W. Miller Welborn
About W. Miller Welborn
Independent director since 2017 (age 66), Lead Independent Director since the 2021 annual meeting, Chair of the Compensation Committee, and member of the Audit Committee at Covenant Logistics Group (CVLG). He is designated by the Board as an “audit committee financial expert” and is deemed independent under NYSE rules; the Board held seven meetings in 2024, and all directors attended at least 75% and the 2024 annual meeting; independent directors held four executive sessions in 2024, which he presided over as Lead Independent Director .
Past Roles
| Organization | Role | Tenure | Committees/Impact |
|---|---|---|---|
| SmartFinancial, Inc. (NYSE: SMBK) | Chairman | 2015–present | Bank holding company with over $5+ billion in assets; governance oversight |
| Cornerstone Bancshares, Inc. | Chairman | 2009–2015 | Served on ALCO, Loan, Governance, Nominating, Audit, and Compensation Committees; merged into SmartBank in 2015 |
| Welborn & Associates, Inc. | President | Since 2000 | Transportation/logistics consulting |
| Transport Capital Partners, LLC | Managing Partner (co-founder) | 2001–2014 | Transportation advisory; executive/ownership capacity |
| Boyd Bros Transportation; Welborn Transport, Inc.; Cummings Trucking Co., Inc. | President/CEO/Director (various) | Not disclosed | Executive roles at trucking companies |
| Lamp Post Group, Inc. | Partner | 2010–2015 | Venture capital (portfolio from startup to $600M revenue) |
External Roles
| Organization | Type | Role | Public Listing | Notes |
|---|---|---|---|---|
| SmartFinancial, Inc. | Public company (bank holding) | Chairman | NYSE: SMBK | Current public company chair position |
| Multiple non-profit boards | Non-profit | Director | — | Active service (specific names not disclosed) |
Board Governance
- Current CVLG roles: Lead Independent Director; Chair, Compensation Committee; Member, Audit Committee .

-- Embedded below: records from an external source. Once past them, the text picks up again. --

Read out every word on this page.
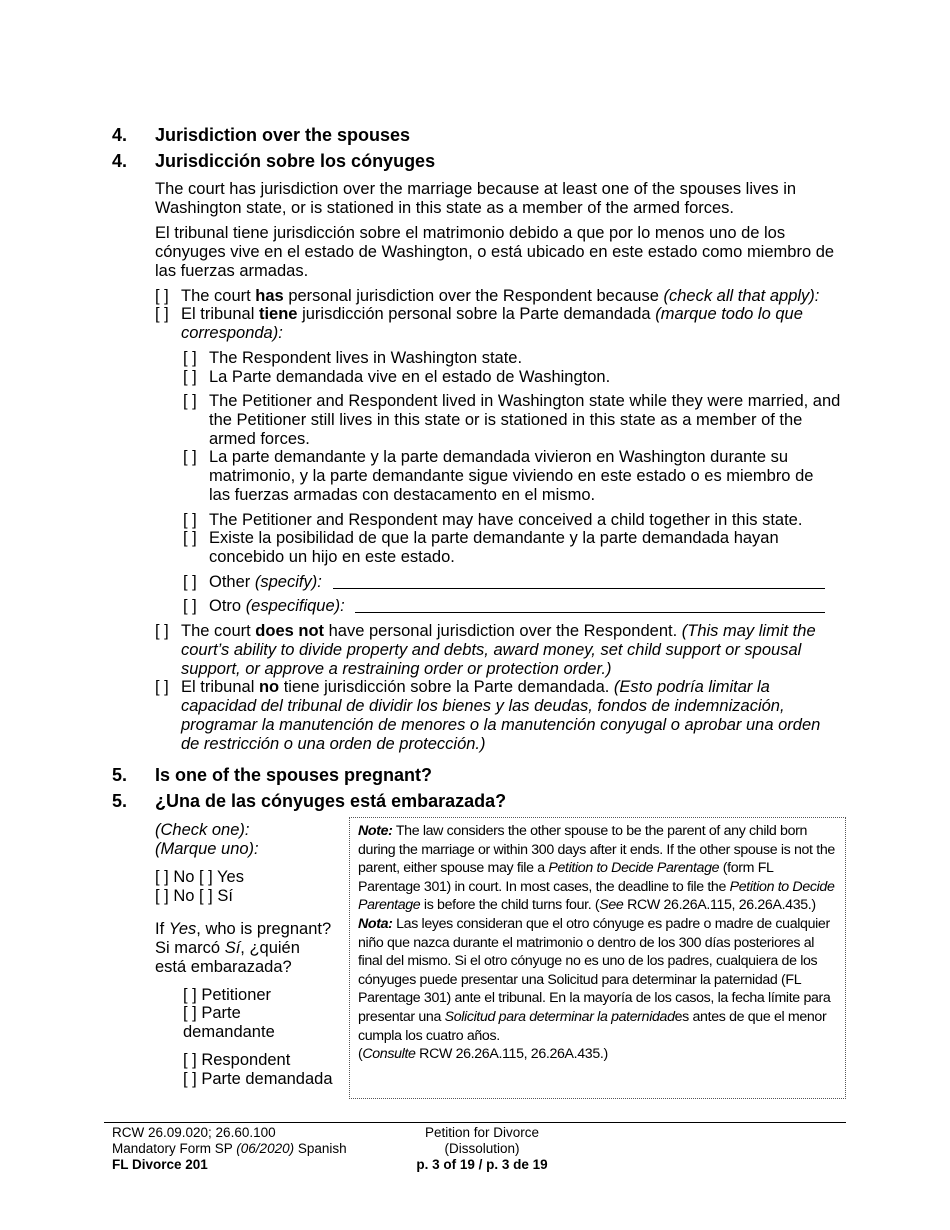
4. Jurisdiction over the spouses
4. Jurisdicción sobre los cónyuges
The court has jurisdiction over the marriage because at least one of the spouses lives in Washington state, or is stationed in this state as a member of the armed forces.
El tribunal tiene jurisdicción sobre el matrimonio debido a que por lo menos uno de los cónyuges vive en el estado de Washington, o está ubicado en este estado como miembro de las fuerzas armadas.
[ ] The court has personal jurisdiction over the Respondent because (check all that apply):
[ ] El tribunal tiene jurisdicción personal sobre la Parte demandada (marque todo lo que corresponda):
[ ] The Respondent lives in Washington state.
[ ] La Parte demandada vive en el estado de Washington.
[ ] The Petitioner and Respondent lived in Washington state while they were married, and the Petitioner still lives in this state or is stationed in this state as a member of the armed forces.
[ ] La parte demandante y la parte demandada vivieron en Washington durante su matrimonio, y la parte demandante sigue viviendo en este estado o es miembro de las fuerzas armadas con destacamento en el mismo.
[ ] The Petitioner and Respondent may have conceived a child together in this state.
[ ] Existe la posibilidad de que la parte demandante y la parte demandada hayan concebido un hijo en este estado.
[ ] Other (specify):
[ ] Otro (especifique):
[ ] The court does not have personal jurisdiction over the Respondent. (This may limit the court’s ability to divide property and debts, award money, set child support or spousal support, or approve a restraining order or protection order.)
[ ] El tribunal no tiene jurisdicción sobre la Parte demandada. (Esto podría limitar la capacidad del tribunal de dividir los bienes y las deudas, fondos de indemnización, programar la manutención de menores o la manutención conyugal o aprobar una orden de restricción o una orden de protección.)
5. Is one of the spouses pregnant?
5. ¿Una de las cónyuges está embarazada?
(Check one):
(Marque uno):
[ ] No [ ] Yes
[ ] No [ ] Sí
If Yes, who is pregnant?
Si marcó Sí, ¿quién está embarazada?
[ ] Petitioner
[ ] Parte demandante
[ ] Respondent
[ ] Parte demandada
Note: The law considers the other spouse to be the parent of any child born during the marriage or within 300 days after it ends. If the other spouse is not the parent, either spouse may file a Petition to Decide Parentage (form FL Parentage 301) in court. In most cases, the deadline to file the Petition to Decide Parentage is before the child turns four. (See RCW 26.26A.115, 26.26A.435.)
Nota: Las leyes consideran que el otro cónyuge es padre o madre de cualquier niño que nazca durante el matrimonio o dentro de los 300 días posteriores al final del mismo. Si el otro cónyuge no es uno de los padres, cualquiera de los cónyuges puede presentar una Solicitud para determinar la paternidad (FL Parentage 301) ante el tribunal. En la mayoría de los casos, la fecha límite para presentar una Solicitud para determinar la paternidades antes de que el menor cumpla los cuatro años.
(Consulte RCW 26.26A.115, 26.26A.435.)
RCW 26.09.020; 26.60.100
Mandatory Form SP (06/2020) Spanish
FL Divorce 201
Petition for Divorce
(Dissolution)
p. 3 of 19 / p. 3 de 19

- Independence: Board determined Welborn is independent under NYSE rules; all members of the Audit, Compensation, and Nominating Committees meet NYSE/SEC independence requirements .
- Audit Committee financial expertise: Kramer, Moline, and Welborn qualify; Audit Committee met nine times in 2024 .
- Compensation Committee: Welborn chairs; committee met six times in 2024; members are independent and retain an independent consultant (Pearl Meyer) .
- Nominating Committee met five times; Risk Committee met four times in 2024 .
- Board activity: Seven full board meetings; all directors attended at least 75% and the 2024 annual meeting; independent directors held four special meetings without management .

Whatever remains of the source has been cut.